A `Reference` can either be:

- An [AssociatedUnit](#AssociatedUnit).
- The instantiation of a `reference` class template with a [`QuantitySpec`](#QuantitySpec) passed as
  the first template argument and a [`Unit`](#Unit) passed as the second one.

??? abstract "Examples"

    `si::metre` is defined in the [SI](../../appendix/glossary.md#si) as a unit of `isq::length`
    and thus can be used as a reference to instantiate a quantity of length.

    The expression `isq::height[m]` results with `reference<isq::height, si::metre>` which can be used to
    instantiate a quantity of `isq::height` with a unit of `si::metre`.

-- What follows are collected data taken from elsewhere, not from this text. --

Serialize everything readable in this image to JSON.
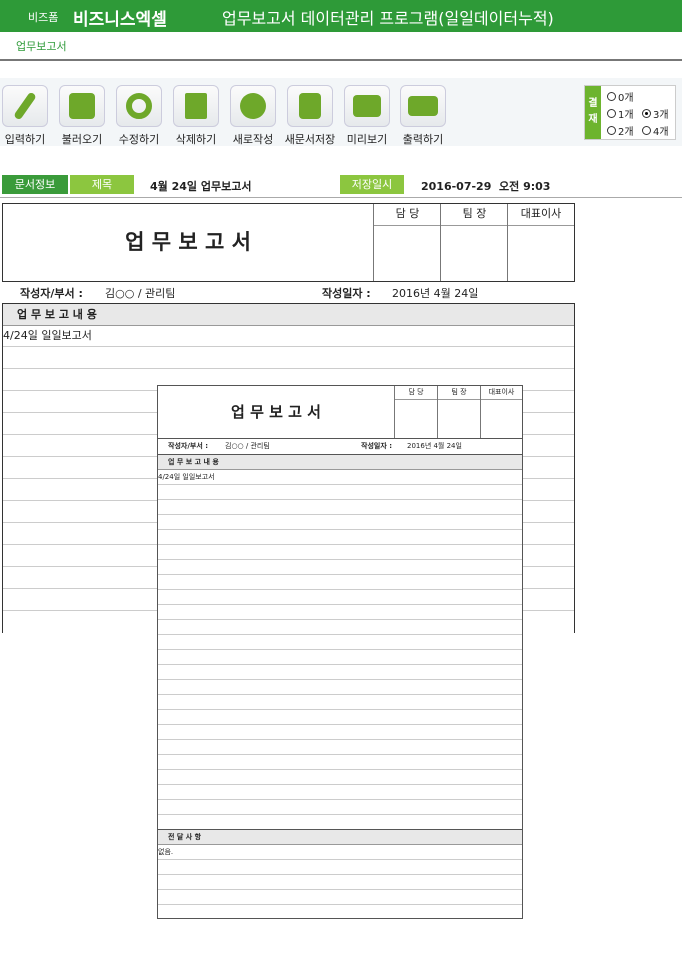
{
  "header": {
    "brand_small": "비즈폼",
    "brand": "비즈니스엑셀",
    "title": "업무보고서 데이터관리 프로그램(일일데이터누적)"
  },
  "subnav": {
    "label": "업무보고서"
  },
  "toolbar": [
    {
      "label": "입력하기",
      "icon": "pencil-icon"
    },
    {
      "label": "불러오기",
      "icon": "load-icon"
    },
    {
      "label": "수정하기",
      "icon": "refresh-icon"
    },
    {
      "label": "삭제하기",
      "icon": "trash-icon"
    },
    {
      "label": "새로작성",
      "icon": "new-icon"
    },
    {
      "label": "새문서저장",
      "icon": "save-icon"
    },
    {
      "label": "미리보기",
      "icon": "monitor-icon"
    },
    {
      "label": "출력하기",
      "icon": "print-icon"
    }
  ],
  "approval": {
    "label": "결재",
    "options": [
      "0개",
      "1개",
      "2개",
      "3개",
      "4개"
    ],
    "selected": "3개"
  },
  "info": {
    "doc_info": "문서정보",
    "title_label": "제목",
    "title_value": "4월 24일 업무보고서",
    "saved_label": "저장일시",
    "saved_value": "2016-07-29  오전 9:03"
  },
  "doc": {
    "title": "업 무 보 고 서",
    "sign": [
      "담 당",
      "팀 장",
      "대표이사"
    ],
    "author_label": "작성자/부서 :",
    "author_value": "김○○ / 관리팀",
    "date_label": "작성일자 :",
    "date_value": "2016년 4월 24일",
    "content_header": "업 무 보 고 내 용",
    "content_first": "4/24일 일일보고서",
    "notes_header": "전 달 사 항",
    "notes_first": "없음."
  }
}
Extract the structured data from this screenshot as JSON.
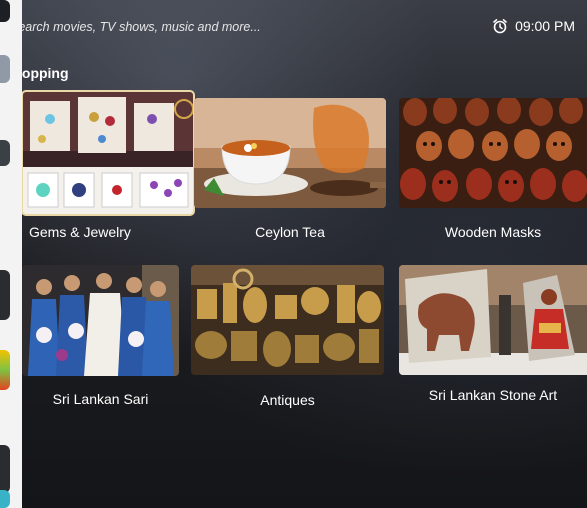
{
  "header": {
    "search_placeholder": "Search movies, TV shows, music and more...",
    "time": "09:00 PM",
    "clock_icon": "alarm-clock-icon"
  },
  "section": {
    "title": "Shopping"
  },
  "tiles": [
    {
      "label": "Gems & Jewelry",
      "focused": true
    },
    {
      "label": "Ceylon Tea"
    },
    {
      "label": "Wooden Masks"
    },
    {
      "label": "Sri Lankan Sari"
    },
    {
      "label": "Antiques"
    },
    {
      "label": "Sri Lankan Stone Art"
    }
  ],
  "colors": {
    "focus_border": "#ead9a6",
    "text": "#ffffff"
  }
}
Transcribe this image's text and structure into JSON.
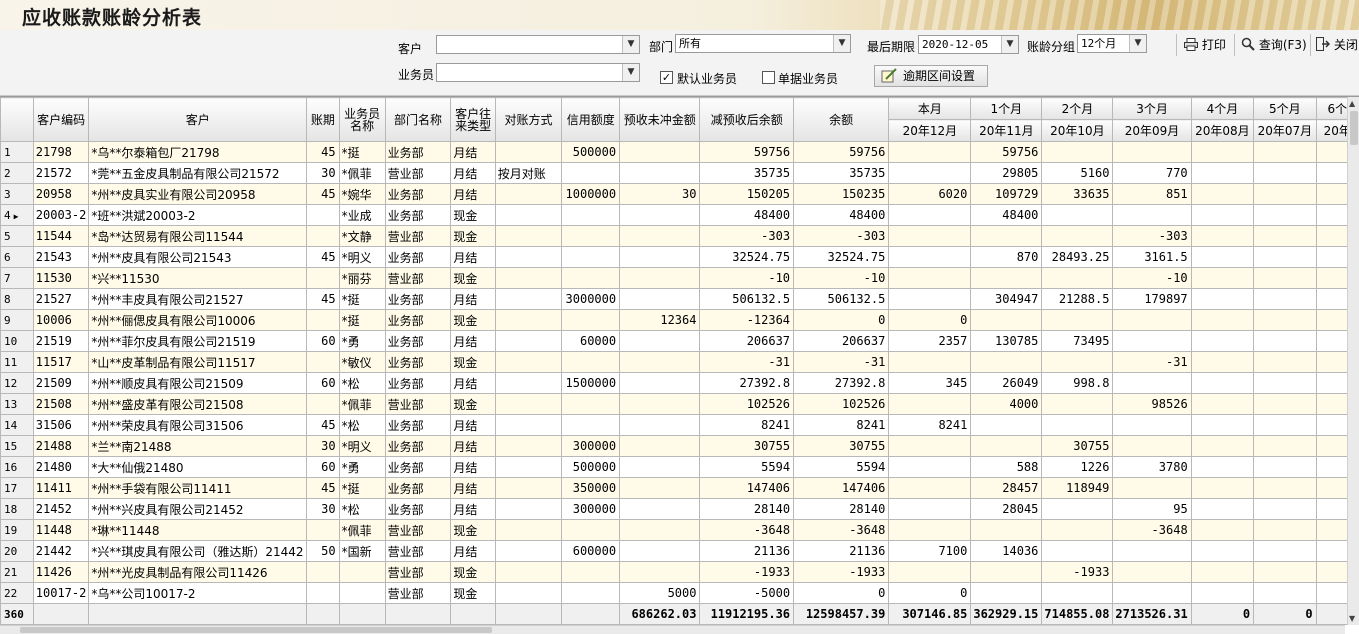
{
  "window": {
    "title": "应收账款账龄分析表"
  },
  "filters": {
    "customer_label": "客户",
    "customer_value": "",
    "salesperson_label": "业务员",
    "salesperson_value": "",
    "department_label": "部门",
    "department_value": "所有",
    "deadline_label": "最后期限",
    "deadline_value": "2020-12-05",
    "group_label": "账龄分组",
    "group_value": "12个月",
    "default_salesperson_label": "默认业务员",
    "default_salesperson_checked": true,
    "document_salesperson_label": "单据业务员",
    "document_salesperson_checked": false,
    "range_button_label": "逾期区间设置"
  },
  "toolbar": {
    "print_label": "打印",
    "query_label": "查询(F3)",
    "close_label": "关闭"
  },
  "grid": {
    "headers": {
      "code": "客户编码",
      "customer": "客户",
      "term": "账期",
      "salesperson": "业务员名称",
      "department": "部门名称",
      "type": "客户往来类型",
      "method": "对账方式",
      "credit": "信用额度",
      "prepaid": "预收未冲金额",
      "after_prepaid": "减预收后余额",
      "balance": "余额",
      "periods": [
        {
          "top": "本月",
          "bottom": "20年12月"
        },
        {
          "top": "1个月",
          "bottom": "20年11月"
        },
        {
          "top": "2个月",
          "bottom": "20年10月"
        },
        {
          "top": "3个月",
          "bottom": "20年09月"
        },
        {
          "top": "4个月",
          "bottom": "20年08月"
        },
        {
          "top": "5个月",
          "bottom": "20年07月"
        },
        {
          "top": "6个",
          "bottom": "20年"
        }
      ]
    },
    "rows": [
      {
        "n": "1",
        "code": "21798",
        "cust": "*乌**尔泰箱包厂21798",
        "term": "45",
        "sp": "*挺",
        "dept": "业务部",
        "type": "月结",
        "method": "",
        "credit": "500000",
        "pre": "",
        "after": "59756",
        "bal": "59756",
        "p": [
          "",
          "59756",
          "",
          "",
          "",
          "",
          ""
        ]
      },
      {
        "n": "2",
        "code": "21572",
        "cust": "*莞**五金皮具制品有限公司21572",
        "term": "30",
        "sp": "*佩菲",
        "dept": "营业部",
        "type": "月结",
        "method": "按月对账",
        "credit": "",
        "pre": "",
        "after": "35735",
        "bal": "35735",
        "p": [
          "",
          "29805",
          "5160",
          "770",
          "",
          "",
          ""
        ]
      },
      {
        "n": "3",
        "code": "20958",
        "cust": "*州**皮具实业有限公司20958",
        "term": "45",
        "sp": "*婉华",
        "dept": "业务部",
        "type": "月结",
        "method": "",
        "credit": "1000000",
        "pre": "30",
        "after": "150205",
        "bal": "150235",
        "p": [
          "6020",
          "109729",
          "33635",
          "851",
          "",
          "",
          ""
        ]
      },
      {
        "n": "4",
        "code": "20003-2",
        "cust": "*班**洪斌20003-2",
        "term": "",
        "sp": "*业成",
        "dept": "业务部",
        "type": "现金",
        "method": "",
        "credit": "",
        "pre": "",
        "after": "48400",
        "bal": "48400",
        "p": [
          "",
          "48400",
          "",
          "",
          "",
          "",
          ""
        ]
      },
      {
        "n": "5",
        "code": "11544",
        "cust": "*岛**达贸易有限公司11544",
        "term": "",
        "sp": "*文静",
        "dept": "营业部",
        "type": "现金",
        "method": "",
        "credit": "",
        "pre": "",
        "after": "-303",
        "bal": "-303",
        "p": [
          "",
          "",
          "",
          "-303",
          "",
          "",
          ""
        ]
      },
      {
        "n": "6",
        "code": "21543",
        "cust": "*州**皮具有限公司21543",
        "term": "45",
        "sp": "*明义",
        "dept": "业务部",
        "type": "月结",
        "method": "",
        "credit": "",
        "pre": "",
        "after": "32524.75",
        "bal": "32524.75",
        "p": [
          "",
          "870",
          "28493.25",
          "3161.5",
          "",
          "",
          ""
        ]
      },
      {
        "n": "7",
        "code": "11530",
        "cust": "*兴**11530",
        "term": "",
        "sp": "*丽芬",
        "dept": "营业部",
        "type": "现金",
        "method": "",
        "credit": "",
        "pre": "",
        "after": "-10",
        "bal": "-10",
        "p": [
          "",
          "",
          "",
          "-10",
          "",
          "",
          ""
        ]
      },
      {
        "n": "8",
        "code": "21527",
        "cust": "*州**丰皮具有限公司21527",
        "term": "45",
        "sp": "*挺",
        "dept": "业务部",
        "type": "月结",
        "method": "",
        "credit": "3000000",
        "pre": "",
        "after": "506132.5",
        "bal": "506132.5",
        "p": [
          "",
          "304947",
          "21288.5",
          "179897",
          "",
          "",
          ""
        ]
      },
      {
        "n": "9",
        "code": "10006",
        "cust": "*州**俪偲皮具有限公司10006",
        "term": "",
        "sp": "*挺",
        "dept": "业务部",
        "type": "现金",
        "method": "",
        "credit": "",
        "pre": "12364",
        "after": "-12364",
        "bal": "0",
        "p": [
          "0",
          "",
          "",
          "",
          "",
          "",
          ""
        ]
      },
      {
        "n": "10",
        "code": "21519",
        "cust": "*州**菲尔皮具有限公司21519",
        "term": "60",
        "sp": "*勇",
        "dept": "业务部",
        "type": "月结",
        "method": "",
        "credit": "60000",
        "pre": "",
        "after": "206637",
        "bal": "206637",
        "p": [
          "2357",
          "130785",
          "73495",
          "",
          "",
          "",
          ""
        ]
      },
      {
        "n": "11",
        "code": "11517",
        "cust": "*山**皮革制品有限公司11517",
        "term": "",
        "sp": "*敏仪",
        "dept": "业务部",
        "type": "现金",
        "method": "",
        "credit": "",
        "pre": "",
        "after": "-31",
        "bal": "-31",
        "p": [
          "",
          "",
          "",
          "-31",
          "",
          "",
          ""
        ]
      },
      {
        "n": "12",
        "code": "21509",
        "cust": "*州**顺皮具有限公司21509",
        "term": "60",
        "sp": "*松",
        "dept": "业务部",
        "type": "月结",
        "method": "",
        "credit": "1500000",
        "pre": "",
        "after": "27392.8",
        "bal": "27392.8",
        "p": [
          "345",
          "26049",
          "998.8",
          "",
          "",
          "",
          ""
        ]
      },
      {
        "n": "13",
        "code": "21508",
        "cust": "*州**盛皮革有限公司21508",
        "term": "",
        "sp": "*佩菲",
        "dept": "营业部",
        "type": "现金",
        "method": "",
        "credit": "",
        "pre": "",
        "after": "102526",
        "bal": "102526",
        "p": [
          "",
          "4000",
          "",
          "98526",
          "",
          "",
          ""
        ]
      },
      {
        "n": "14",
        "code": "31506",
        "cust": "*州**荣皮具有限公司31506",
        "term": "45",
        "sp": "*松",
        "dept": "业务部",
        "type": "月结",
        "method": "",
        "credit": "",
        "pre": "",
        "after": "8241",
        "bal": "8241",
        "p": [
          "8241",
          "",
          "",
          "",
          "",
          "",
          ""
        ]
      },
      {
        "n": "15",
        "code": "21488",
        "cust": "*兰**南21488",
        "term": "30",
        "sp": "*明义",
        "dept": "业务部",
        "type": "月结",
        "method": "",
        "credit": "300000",
        "pre": "",
        "after": "30755",
        "bal": "30755",
        "p": [
          "",
          "",
          "30755",
          "",
          "",
          "",
          ""
        ]
      },
      {
        "n": "16",
        "code": "21480",
        "cust": "*大**仙俄21480",
        "term": "60",
        "sp": "*勇",
        "dept": "业务部",
        "type": "月结",
        "method": "",
        "credit": "500000",
        "pre": "",
        "after": "5594",
        "bal": "5594",
        "p": [
          "",
          "588",
          "1226",
          "3780",
          "",
          "",
          ""
        ]
      },
      {
        "n": "17",
        "code": "11411",
        "cust": "*州**手袋有限公司11411",
        "term": "45",
        "sp": "*挺",
        "dept": "业务部",
        "type": "月结",
        "method": "",
        "credit": "350000",
        "pre": "",
        "after": "147406",
        "bal": "147406",
        "p": [
          "",
          "28457",
          "118949",
          "",
          "",
          "",
          ""
        ]
      },
      {
        "n": "18",
        "code": "21452",
        "cust": "*州**兴皮具有限公司21452",
        "term": "30",
        "sp": "*松",
        "dept": "业务部",
        "type": "月结",
        "method": "",
        "credit": "300000",
        "pre": "",
        "after": "28140",
        "bal": "28140",
        "p": [
          "",
          "28045",
          "",
          "95",
          "",
          "",
          ""
        ]
      },
      {
        "n": "19",
        "code": "11448",
        "cust": "*琳**11448",
        "term": "",
        "sp": "*佩菲",
        "dept": "营业部",
        "type": "现金",
        "method": "",
        "credit": "",
        "pre": "",
        "after": "-3648",
        "bal": "-3648",
        "p": [
          "",
          "",
          "",
          "-3648",
          "",
          "",
          ""
        ]
      },
      {
        "n": "20",
        "code": "21442",
        "cust": "*兴**琪皮具有限公司（雅达斯）21442",
        "term": "50",
        "sp": "*国新",
        "dept": "营业部",
        "type": "月结",
        "method": "",
        "credit": "600000",
        "pre": "",
        "after": "21136",
        "bal": "21136",
        "p": [
          "7100",
          "14036",
          "",
          "",
          "",
          "",
          ""
        ]
      },
      {
        "n": "21",
        "code": "11426",
        "cust": "*州**光皮具制品有限公司11426",
        "term": "",
        "sp": "",
        "dept": "营业部",
        "type": "现金",
        "method": "",
        "credit": "",
        "pre": "",
        "after": "-1933",
        "bal": "-1933",
        "p": [
          "",
          "",
          "-1933",
          "",
          "",
          "",
          ""
        ]
      },
      {
        "n": "22",
        "code": "10017-2",
        "cust": "*乌**公司10017-2",
        "term": "",
        "sp": "",
        "dept": "营业部",
        "type": "现金",
        "method": "",
        "credit": "",
        "pre": "5000",
        "after": "-5000",
        "bal": "0",
        "p": [
          "0",
          "",
          "",
          "",
          "",
          "",
          ""
        ]
      }
    ],
    "total": {
      "count": "360",
      "pre": "686262.03",
      "after": "11912195.36",
      "bal": "12598457.39",
      "p": [
        "307146.85",
        "362929.15",
        "714855.08",
        "2713526.31",
        "0",
        "0",
        ""
      ]
    },
    "current_row": "4"
  }
}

### `ReferenceOf<T, V>` { #ReferenceOf }

`ReferenceOf` concept is satisfied by references `T` that match the following value `V`:

| `V`                  | Condition                                                                                     |
|----------------------|-----------------------------------------------------------------------------------------------|
| `Dimension`          | The dimension of a quantity specification satisfies [`DimensionOf<V>`](#DimensionOf) concept. |
| `QuantitySpec`       | The quantity specification satisfies [`QuantitySpecOf<V>`](#QuantitySpecOf) concept.          |
| `quantity_character` | The quantity specification has a character of `V`.                                            |


## `Representation<T>` { #Representation }

`Representation` concept constraints a type of a number that stores the
[value of a quantity](../../appendix/glossary.md#quantity-value).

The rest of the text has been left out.